The Birmingham, England native attended University College London, where he studied English Literature. Upon graduation, he worked as a copywriter/producer for a Birmingham advertising agency and then as a copywriter/producer at Capital Radio.
In 1988, Mr. Knight and Mike Whitehill started a freelance writing partnership providing material for television. Based at Celador Productions, they wrote for Commercial Breakdown and The Detectives, among other programs.
Mr. Knight co-created, and Celador produced, the television series Who Wants to Be a Millionaire? The program has won awards around the globe – including a BAFTA Award, National Television Award, Silver Rose of Montreux, and the Queen's Award for Enterprise – and a worldwide following.
He has had three novels published; The Movie House, which won the WH Smith Fresh Talent Award, Alphabet City, and Out of the Blue. Alphabet City is slated for a film adaptation.

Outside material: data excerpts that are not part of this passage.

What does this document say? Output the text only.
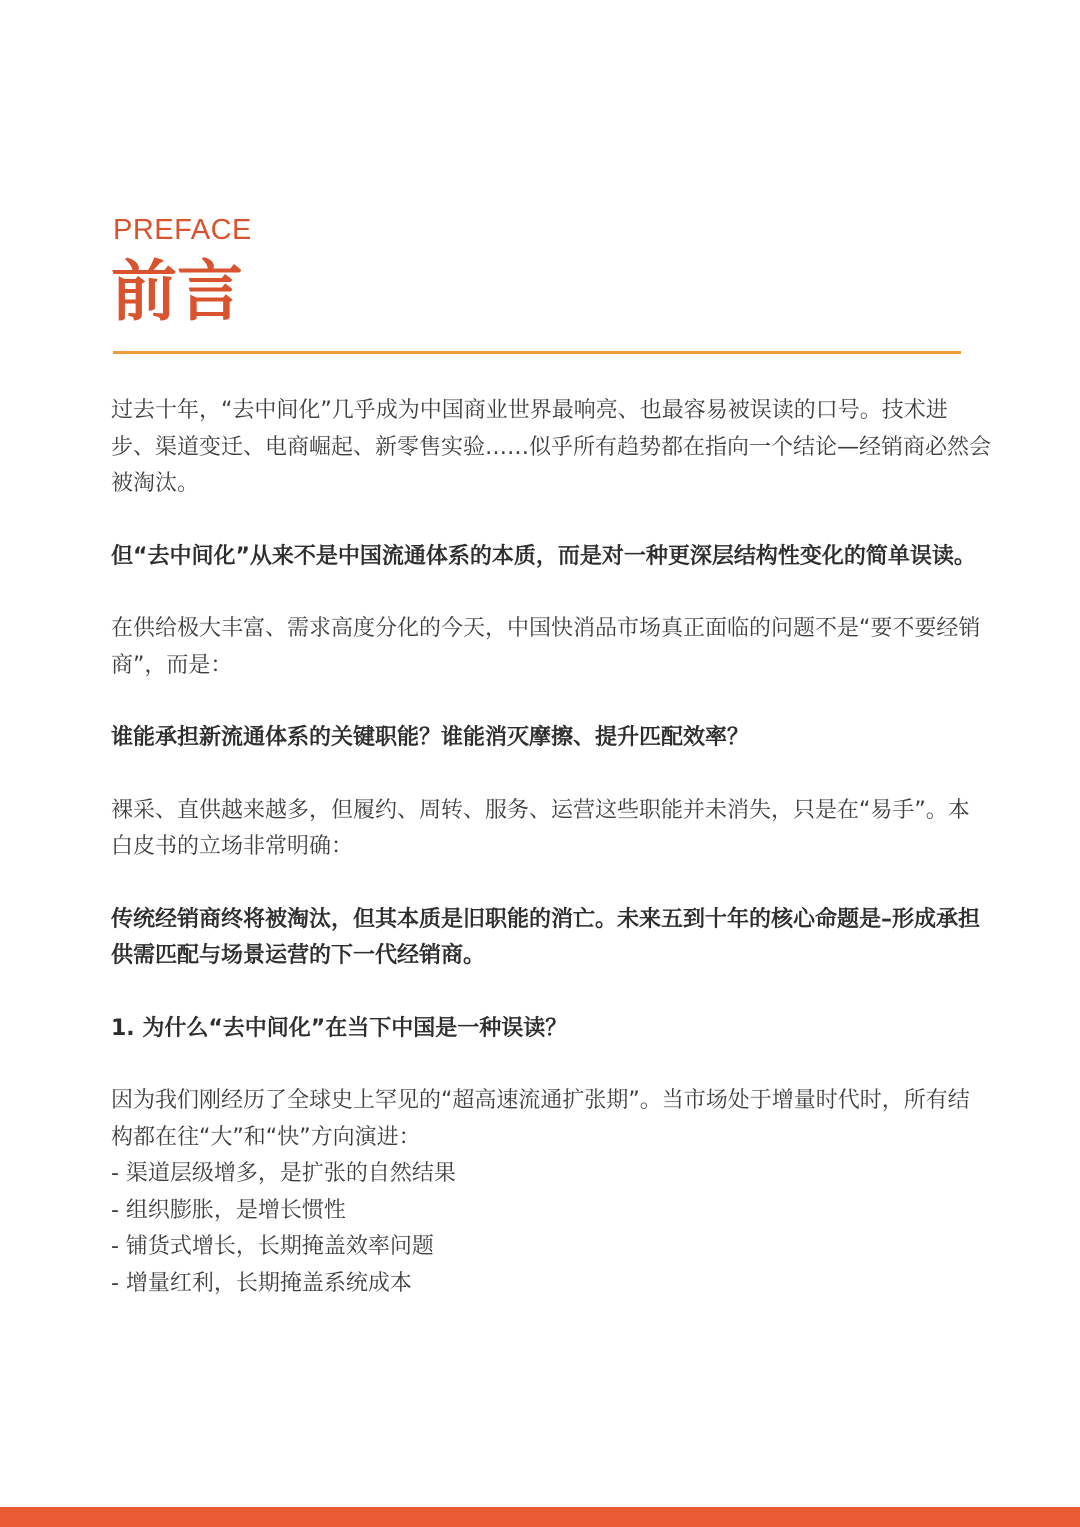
PREFACE
前言

过去十年，“去中间化”几乎成为中国商业世界最响亮、也最容易被误读的口号。技术进步、渠道变迁、电商崛起、新零售实验……似乎所有趋势都在指向一个结论—经销商必然会被淘汰。

但“去中间化”从来不是中国流通体系的本质，而是对一种更深层结构性变化的简单误读。

在供给极大丰富、需求高度分化的今天，中国快消品市场真正面临的问题不是“要不要经销商”，而是：

谁能承担新流通体系的关键职能？谁能消灭摩擦、提升匹配效率？

裸采、直供越来越多，但履约、周转、服务、运营这些职能并未消失，只是在“易手”。本白皮书的立场非常明确：

传统经销商终将被淘汰，但其本质是旧职能的消亡。未来五到十年的核心命题是–形成承担供需匹配与场景运营的下一代经销商。

1. 为什么“去中间化”在当下中国是一种误读？

因为我们刚经历了全球史上罕见的“超高速流通扩张期”。当市场处于增量时代时，所有结构都在往“大”和“快”方向演进：

- 渠道层级增多，是扩张的自然结果
- 组织膨胀，是增长惯性
- 铺货式增长，长期掩盖效率问题
- 增量红利，长期掩盖系统成本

Mr. Knight's first stage play, The President of an Empty Room, was directed by Howard Davies and staged at London's National Theatre in 2005. He is currently working on a second play.
His most recent screenplay, Amazing Grace, was directed by Michael Apted and starred Ioan Gruffudd as the British anti-slavery activist and politician William Wilberforce. The script earned him a Humanitas Prize nomination.
Mr. Knight is currently at work adapting, for Focus Features and Random House Films, a feature based on Pulitzer Prize-winning investigative reporter Bob Drogin's nonfiction book Curveball, named after the code name for the Iraqi informant whose deceptive information about biological weapons was used by the U.S. government to justify the war in Iraq.